N come Nolan. Fin qui si parlava della sua freddezza, dote evidenziata da Di Donato. A Siena si è visto soprattutto un difensore arcigno e aggressivo che ha preso a sportellate senza tanti complimenti Cesarini e Polidori all’occorrenza. Magari non bellissimo ma efficace fino al 95’ quando gli sfugge Guidone…

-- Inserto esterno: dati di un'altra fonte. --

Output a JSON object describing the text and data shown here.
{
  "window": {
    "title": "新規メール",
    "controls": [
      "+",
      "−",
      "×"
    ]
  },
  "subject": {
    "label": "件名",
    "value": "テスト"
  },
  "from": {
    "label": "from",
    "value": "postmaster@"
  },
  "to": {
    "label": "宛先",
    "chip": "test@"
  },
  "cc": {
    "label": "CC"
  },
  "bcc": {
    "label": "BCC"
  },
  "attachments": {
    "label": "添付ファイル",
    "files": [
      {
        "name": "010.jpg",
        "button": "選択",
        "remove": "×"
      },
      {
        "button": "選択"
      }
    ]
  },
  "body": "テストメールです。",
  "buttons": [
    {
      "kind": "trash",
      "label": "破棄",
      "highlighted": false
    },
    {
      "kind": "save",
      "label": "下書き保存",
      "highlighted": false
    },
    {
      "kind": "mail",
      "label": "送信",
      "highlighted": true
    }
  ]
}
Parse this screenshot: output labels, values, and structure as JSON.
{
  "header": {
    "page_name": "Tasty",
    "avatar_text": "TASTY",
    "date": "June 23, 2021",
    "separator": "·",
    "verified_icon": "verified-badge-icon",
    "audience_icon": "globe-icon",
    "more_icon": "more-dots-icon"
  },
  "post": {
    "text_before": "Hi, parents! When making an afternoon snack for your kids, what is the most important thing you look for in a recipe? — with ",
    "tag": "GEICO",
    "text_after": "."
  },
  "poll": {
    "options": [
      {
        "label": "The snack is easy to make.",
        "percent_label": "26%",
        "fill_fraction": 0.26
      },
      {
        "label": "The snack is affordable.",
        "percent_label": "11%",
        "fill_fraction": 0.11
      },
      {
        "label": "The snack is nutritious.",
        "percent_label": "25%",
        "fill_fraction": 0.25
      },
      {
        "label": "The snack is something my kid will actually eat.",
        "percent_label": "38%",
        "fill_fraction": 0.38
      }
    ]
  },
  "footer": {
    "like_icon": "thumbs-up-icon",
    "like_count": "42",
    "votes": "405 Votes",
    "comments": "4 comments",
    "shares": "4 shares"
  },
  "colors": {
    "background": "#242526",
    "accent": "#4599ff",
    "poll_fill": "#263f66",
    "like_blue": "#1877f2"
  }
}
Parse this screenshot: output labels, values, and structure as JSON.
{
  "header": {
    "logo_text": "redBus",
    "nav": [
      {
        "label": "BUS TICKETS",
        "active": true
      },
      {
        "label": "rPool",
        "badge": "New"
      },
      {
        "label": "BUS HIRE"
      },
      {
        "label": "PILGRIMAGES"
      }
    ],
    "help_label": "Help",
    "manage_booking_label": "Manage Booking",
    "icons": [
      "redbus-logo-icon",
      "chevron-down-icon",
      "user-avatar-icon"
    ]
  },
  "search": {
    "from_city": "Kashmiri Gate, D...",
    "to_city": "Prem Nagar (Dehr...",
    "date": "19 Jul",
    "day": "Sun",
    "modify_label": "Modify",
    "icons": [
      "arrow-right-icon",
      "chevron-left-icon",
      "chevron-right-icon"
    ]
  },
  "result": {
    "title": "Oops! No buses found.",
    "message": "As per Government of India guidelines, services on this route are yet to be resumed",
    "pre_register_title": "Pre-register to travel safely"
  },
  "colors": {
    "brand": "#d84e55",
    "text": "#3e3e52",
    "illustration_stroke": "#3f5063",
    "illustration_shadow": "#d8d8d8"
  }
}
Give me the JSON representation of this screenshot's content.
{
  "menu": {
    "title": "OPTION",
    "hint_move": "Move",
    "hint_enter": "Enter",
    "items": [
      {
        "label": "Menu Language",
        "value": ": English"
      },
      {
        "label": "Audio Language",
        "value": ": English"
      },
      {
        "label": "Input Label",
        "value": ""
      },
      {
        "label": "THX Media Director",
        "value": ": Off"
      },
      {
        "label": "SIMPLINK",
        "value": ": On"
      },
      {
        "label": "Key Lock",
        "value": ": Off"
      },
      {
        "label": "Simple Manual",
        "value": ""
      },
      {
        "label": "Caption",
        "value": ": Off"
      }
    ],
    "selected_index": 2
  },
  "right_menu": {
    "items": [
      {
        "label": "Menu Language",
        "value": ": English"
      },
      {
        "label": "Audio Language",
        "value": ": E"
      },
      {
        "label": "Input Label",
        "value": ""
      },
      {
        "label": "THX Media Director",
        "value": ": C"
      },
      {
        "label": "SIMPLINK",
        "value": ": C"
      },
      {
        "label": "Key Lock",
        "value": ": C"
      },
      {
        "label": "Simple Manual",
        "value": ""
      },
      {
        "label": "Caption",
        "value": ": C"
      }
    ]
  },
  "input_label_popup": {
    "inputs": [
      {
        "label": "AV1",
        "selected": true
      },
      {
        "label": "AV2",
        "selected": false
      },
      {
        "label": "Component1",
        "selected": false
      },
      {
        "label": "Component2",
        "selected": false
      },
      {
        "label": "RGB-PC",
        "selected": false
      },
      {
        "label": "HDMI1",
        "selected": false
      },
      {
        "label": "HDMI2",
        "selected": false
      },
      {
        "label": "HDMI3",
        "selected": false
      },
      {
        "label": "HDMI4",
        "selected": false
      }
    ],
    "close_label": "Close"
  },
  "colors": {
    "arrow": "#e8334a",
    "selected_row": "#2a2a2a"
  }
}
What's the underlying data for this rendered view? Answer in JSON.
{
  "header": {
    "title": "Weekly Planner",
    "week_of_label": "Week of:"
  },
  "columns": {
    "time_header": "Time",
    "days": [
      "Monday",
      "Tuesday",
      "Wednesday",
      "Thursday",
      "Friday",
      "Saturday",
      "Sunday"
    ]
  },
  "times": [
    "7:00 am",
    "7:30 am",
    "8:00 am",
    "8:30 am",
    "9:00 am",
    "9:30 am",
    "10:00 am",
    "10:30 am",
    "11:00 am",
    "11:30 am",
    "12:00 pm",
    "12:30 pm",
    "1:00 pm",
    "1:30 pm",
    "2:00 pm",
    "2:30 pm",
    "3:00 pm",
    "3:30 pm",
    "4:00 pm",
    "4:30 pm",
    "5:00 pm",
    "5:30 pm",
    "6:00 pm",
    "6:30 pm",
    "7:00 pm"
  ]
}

O come otto. Il numero di maglia di Fabio Foglia e Matteo Serrotti, due giocatori che hanno fatto la fortuna della mediana amaranto fino allo scorso maggio e che ieri si sono destreggiati da avversari. Ne è venuta fuori una prova tra qualità, geometria e corsa. Il pensiero di tutti in questo caso è scontato.

P come Polidori. L’ultimo giocatore ad aver colorato di amaranto il derby del Franchi. Un giocatore cresciuto in amaranto, tornato in viale Gramsci più maturo ed esperto. Lo spauracchio alla fine è rimasto tale una una serata non proprio ricca di rifornimenti grazie anche alla prova di Ceccarelli e dei braccetti.

Q come quattro. I punti che l’Arezzo ha lasciato tra Crema e Siena dove al vantaggio amaranto è seguito il pari degli avversario. A farlo presente il post del direttore sul proprio profilo Facebook che non è passato inosservato. Dal pari maturato in pieno recupero, al rosso di Rolando passando poi per la terza mensilità saldata in giornata per arrivare a lanciare un monito a chi crea dissenso per rimandare “i topi nelle fogne”.

R come recupero. Quei sei minuti che hanno permesso al Siena di riagguantare l’Arezzo. L’amarezza non è paragonabile a quella della sfida di pochi mesi fa al Comunale ma ci va vicino. Un maxi recupero che fa discutere al netto delle cinque interruzioni per i campi, i cartellini rossi (due) e le perdite di tempo.

S come soci. E’ stato il rumors o per meglio dire l’indiscrezione finita sulla bocca di tutti e non confermata per adesso e cioè che alla fine sarebbero entrati in società nuovi imprenditori (non aretini). Il rumors in attesa di conferme o smentite resta tale.

T come trittico. Si riparte sabato con un tour de force. Arriva l’Alessandria alle 20:45, poi mercoledì alla stessa ora in casa della Pro Vercelli di Alberto Gilardino e infine domenica 27 la Giana Erminio in casa alle 15. Per la cronaca l’albiceleste ha riportato in panchina Albè, alias il Ferguson di Gorgonzola.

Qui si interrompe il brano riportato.